I think it will be different this time because of how astoundingly easy it is... I'm sure there are lots of apps, I have an iPhone and after a night of net-research settled on myfitnesspal and wow.... So freaking easy! And helpful mini-tools like daily predictions of where you'll be in 5 weeks if "you ate every day like today" and the ability to add friends (I added a bunch from this site) to help encourage you... And it's actually free (not just a starter version)... There are others!
So my advice based on past experience... Find a tool that makes it really EASY for you to stay with it. Depending on what electronic devices you use and what style of program you like, assuming you will be using something electronic. I like the idea of calorie counting for reasons others have listed, and because it is a straightforward approach, and keeping the process easy will be essential to my success as well.
Day 5 on this journey, I am enjoying the process so far :)
01-06-2014, 11:21 AM
Like changergirl, I plan my meals and I also like to pre-cook meals so that they're easy to grab. For example, making one tray of veggie crustless mini-quiche on the weekend can provide me with a week's worth of breakfasts. One pot of soup can provide me with a week's worth of lunch. Making one stew can provide me with a week's worth of dinners.
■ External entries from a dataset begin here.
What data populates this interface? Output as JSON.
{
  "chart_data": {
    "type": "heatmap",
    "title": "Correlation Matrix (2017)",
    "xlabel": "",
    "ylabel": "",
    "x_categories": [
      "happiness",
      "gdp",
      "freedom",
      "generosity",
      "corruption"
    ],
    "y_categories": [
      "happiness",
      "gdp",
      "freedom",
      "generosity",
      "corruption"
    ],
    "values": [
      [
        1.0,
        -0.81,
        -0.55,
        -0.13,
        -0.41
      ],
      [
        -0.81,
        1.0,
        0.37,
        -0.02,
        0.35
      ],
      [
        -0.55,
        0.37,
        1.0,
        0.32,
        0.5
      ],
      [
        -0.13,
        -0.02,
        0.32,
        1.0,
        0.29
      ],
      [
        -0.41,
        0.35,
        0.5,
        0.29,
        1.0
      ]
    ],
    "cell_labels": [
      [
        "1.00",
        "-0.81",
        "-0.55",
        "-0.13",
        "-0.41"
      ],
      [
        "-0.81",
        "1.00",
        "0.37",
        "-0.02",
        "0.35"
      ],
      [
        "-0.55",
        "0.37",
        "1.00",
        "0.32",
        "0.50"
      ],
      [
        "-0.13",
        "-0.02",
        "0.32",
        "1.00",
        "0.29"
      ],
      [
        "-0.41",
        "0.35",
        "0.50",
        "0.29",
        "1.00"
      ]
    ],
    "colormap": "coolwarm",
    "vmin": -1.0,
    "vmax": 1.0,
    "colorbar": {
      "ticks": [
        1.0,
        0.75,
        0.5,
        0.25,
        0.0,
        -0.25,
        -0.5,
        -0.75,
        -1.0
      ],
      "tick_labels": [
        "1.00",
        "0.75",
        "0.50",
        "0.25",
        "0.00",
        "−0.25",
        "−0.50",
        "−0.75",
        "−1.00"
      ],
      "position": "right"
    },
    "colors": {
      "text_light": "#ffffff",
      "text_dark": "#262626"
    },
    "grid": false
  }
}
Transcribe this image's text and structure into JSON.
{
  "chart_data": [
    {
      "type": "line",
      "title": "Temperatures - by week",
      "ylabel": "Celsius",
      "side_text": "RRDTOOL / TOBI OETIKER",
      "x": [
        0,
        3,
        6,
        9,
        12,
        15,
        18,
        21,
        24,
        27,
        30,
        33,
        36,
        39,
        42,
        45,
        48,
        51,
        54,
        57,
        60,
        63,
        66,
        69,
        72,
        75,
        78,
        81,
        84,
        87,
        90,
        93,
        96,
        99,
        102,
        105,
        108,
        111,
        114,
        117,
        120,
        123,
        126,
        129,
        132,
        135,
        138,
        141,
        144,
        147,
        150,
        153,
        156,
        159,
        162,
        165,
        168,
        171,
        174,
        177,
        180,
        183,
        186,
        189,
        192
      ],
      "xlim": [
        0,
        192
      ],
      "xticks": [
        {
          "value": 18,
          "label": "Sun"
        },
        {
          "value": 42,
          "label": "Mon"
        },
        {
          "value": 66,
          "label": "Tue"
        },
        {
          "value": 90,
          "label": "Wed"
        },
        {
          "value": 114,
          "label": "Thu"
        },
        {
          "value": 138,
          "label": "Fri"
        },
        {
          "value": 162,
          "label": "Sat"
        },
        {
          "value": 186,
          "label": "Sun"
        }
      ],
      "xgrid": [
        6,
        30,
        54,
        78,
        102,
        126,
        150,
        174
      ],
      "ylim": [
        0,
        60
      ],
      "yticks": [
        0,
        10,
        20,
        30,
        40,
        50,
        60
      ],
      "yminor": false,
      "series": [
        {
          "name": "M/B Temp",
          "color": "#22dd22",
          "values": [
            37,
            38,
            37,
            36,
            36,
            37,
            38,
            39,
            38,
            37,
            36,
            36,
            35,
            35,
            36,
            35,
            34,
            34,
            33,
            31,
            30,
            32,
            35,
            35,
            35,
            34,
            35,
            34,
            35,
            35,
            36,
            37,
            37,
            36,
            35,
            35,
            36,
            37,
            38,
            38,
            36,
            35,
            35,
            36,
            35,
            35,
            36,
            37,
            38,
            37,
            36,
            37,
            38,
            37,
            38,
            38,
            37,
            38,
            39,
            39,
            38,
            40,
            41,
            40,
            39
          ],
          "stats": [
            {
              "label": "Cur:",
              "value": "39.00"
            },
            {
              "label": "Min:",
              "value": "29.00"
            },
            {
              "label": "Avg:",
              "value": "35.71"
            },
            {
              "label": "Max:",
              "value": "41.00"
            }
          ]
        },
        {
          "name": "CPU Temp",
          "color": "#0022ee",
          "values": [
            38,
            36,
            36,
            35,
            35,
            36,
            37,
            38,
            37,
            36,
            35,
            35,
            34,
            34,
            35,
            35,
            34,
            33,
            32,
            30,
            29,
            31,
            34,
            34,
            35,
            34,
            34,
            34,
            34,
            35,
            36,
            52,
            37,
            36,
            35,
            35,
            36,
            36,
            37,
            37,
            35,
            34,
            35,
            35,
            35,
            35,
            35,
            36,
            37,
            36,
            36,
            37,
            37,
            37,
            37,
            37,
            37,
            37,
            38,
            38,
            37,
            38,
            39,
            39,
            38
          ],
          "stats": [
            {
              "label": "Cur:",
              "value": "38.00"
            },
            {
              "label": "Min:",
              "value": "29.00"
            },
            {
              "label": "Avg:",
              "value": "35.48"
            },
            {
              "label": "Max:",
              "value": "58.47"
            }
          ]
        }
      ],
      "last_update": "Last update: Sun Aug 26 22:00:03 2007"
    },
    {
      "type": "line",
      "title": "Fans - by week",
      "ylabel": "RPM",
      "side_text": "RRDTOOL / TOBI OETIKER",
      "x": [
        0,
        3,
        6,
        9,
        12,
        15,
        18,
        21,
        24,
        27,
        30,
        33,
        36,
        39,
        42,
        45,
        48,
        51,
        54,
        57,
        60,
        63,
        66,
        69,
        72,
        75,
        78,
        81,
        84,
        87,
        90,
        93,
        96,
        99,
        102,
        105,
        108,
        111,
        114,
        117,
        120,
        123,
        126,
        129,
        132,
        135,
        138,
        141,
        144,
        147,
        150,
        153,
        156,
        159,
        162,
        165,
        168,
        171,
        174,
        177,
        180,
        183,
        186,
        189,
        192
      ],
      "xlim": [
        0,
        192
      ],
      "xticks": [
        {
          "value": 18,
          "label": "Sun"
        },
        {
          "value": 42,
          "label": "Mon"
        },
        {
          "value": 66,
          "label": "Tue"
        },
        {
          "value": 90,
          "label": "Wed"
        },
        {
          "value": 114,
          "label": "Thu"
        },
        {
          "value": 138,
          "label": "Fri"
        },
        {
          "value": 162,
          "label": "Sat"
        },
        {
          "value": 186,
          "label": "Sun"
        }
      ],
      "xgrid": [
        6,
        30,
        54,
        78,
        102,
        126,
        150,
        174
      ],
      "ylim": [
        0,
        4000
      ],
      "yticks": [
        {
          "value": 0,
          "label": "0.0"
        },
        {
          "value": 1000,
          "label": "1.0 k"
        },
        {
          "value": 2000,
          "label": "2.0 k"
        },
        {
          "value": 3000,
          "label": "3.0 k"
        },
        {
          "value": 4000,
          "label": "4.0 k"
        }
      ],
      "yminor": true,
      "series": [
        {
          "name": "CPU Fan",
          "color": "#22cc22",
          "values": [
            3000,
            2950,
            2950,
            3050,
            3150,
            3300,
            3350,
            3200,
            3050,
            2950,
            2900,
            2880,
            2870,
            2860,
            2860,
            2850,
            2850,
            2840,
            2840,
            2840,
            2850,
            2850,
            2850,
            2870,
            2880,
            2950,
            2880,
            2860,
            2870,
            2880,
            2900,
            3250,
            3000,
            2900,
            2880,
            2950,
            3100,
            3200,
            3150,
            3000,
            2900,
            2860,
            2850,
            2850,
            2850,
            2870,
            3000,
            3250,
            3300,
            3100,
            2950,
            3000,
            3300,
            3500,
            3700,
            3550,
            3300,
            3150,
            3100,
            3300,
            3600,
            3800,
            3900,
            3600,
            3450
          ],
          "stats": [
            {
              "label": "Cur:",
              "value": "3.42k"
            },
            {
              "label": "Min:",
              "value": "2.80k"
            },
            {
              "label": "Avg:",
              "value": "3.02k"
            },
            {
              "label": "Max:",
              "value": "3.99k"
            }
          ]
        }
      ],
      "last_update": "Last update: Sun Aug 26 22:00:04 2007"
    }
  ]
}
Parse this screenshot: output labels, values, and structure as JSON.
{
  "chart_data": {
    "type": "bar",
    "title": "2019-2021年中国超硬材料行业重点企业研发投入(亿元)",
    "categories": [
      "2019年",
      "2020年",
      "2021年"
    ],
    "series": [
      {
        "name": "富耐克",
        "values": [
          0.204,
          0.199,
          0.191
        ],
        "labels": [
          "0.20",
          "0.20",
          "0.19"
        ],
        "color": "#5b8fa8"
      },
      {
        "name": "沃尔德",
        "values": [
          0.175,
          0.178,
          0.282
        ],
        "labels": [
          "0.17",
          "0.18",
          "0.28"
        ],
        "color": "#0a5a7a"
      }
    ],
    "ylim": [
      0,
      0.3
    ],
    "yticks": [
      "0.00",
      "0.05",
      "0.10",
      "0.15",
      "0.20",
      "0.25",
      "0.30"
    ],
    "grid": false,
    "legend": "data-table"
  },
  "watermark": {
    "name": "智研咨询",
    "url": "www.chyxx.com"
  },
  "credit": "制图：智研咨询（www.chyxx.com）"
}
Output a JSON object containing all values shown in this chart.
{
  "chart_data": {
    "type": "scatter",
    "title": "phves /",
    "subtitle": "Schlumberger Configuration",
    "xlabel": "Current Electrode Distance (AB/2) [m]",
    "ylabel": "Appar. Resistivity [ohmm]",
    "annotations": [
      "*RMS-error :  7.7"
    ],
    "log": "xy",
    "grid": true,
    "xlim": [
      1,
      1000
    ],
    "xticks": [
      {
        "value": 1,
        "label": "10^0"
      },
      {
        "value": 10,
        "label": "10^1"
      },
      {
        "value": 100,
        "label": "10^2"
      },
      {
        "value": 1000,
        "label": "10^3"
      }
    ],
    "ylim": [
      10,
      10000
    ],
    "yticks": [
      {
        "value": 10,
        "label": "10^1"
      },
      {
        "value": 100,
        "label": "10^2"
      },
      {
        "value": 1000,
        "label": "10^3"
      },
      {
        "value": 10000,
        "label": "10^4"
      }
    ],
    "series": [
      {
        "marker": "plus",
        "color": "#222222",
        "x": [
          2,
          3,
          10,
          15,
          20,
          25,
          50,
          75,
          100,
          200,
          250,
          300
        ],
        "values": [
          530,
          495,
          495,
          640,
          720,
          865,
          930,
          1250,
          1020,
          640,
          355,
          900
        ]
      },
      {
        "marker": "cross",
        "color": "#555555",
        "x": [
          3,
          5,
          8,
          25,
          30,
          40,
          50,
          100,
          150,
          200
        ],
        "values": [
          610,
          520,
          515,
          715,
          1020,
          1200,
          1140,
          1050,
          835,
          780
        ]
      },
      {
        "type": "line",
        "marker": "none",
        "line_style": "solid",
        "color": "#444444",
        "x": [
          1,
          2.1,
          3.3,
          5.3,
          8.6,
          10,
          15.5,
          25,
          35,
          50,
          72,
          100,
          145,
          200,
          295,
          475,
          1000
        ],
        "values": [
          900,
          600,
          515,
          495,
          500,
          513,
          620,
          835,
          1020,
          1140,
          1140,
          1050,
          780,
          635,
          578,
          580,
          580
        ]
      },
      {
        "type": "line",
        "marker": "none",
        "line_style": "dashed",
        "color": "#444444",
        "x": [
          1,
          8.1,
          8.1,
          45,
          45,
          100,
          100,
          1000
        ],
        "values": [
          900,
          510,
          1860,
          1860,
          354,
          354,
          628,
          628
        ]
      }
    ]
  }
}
Because I don't like to eat the same exact thing every day, on weekends, I cook anywhere from 3-12 different dishes, portion them, and freeze them. Then I can just grab any dish for my meals and know that they already fit into my plan. The food lasts for months, so I don't need to worry about leftovers going to waste.
If you start with one dish - chili is an easy one - then portion it and freeze it, you'll be able to pull one out on a day when you don't want to cook. Voila, healthy dinner in 3 minutes.
Cooking this way has saved me time, money, and makes my life so much easier.
01-06-2014, 02:14 PM
I'm with all the other folks advising finding some healthy one-dish recipes. What's easiest for me, not just on health but also time, is making a big dish on Sunday, and then that's guaranteed one meal taken care of for every day that week, lunch or dinner.
Other than that, I have a lot of flexibility. I try to keep things cheap so I go to the store and buy whatever fresh fruit and veggies I can under a certain price point, and just make up snacks and other meals out of that stuff. Mostly I don't eat breakfast, but when I do I usually stick to eggs, oatmeal, raisin bran, or whole wheat toast.
Oatmeal is a great go-to for breakfast because you can change it up a lot. I've done it with:
dried cranberries and slivered almonds
raisins and cinnamon
peanut butter and honey
etc. So you're eating the same thing for breakfast a lot but it tastes very different.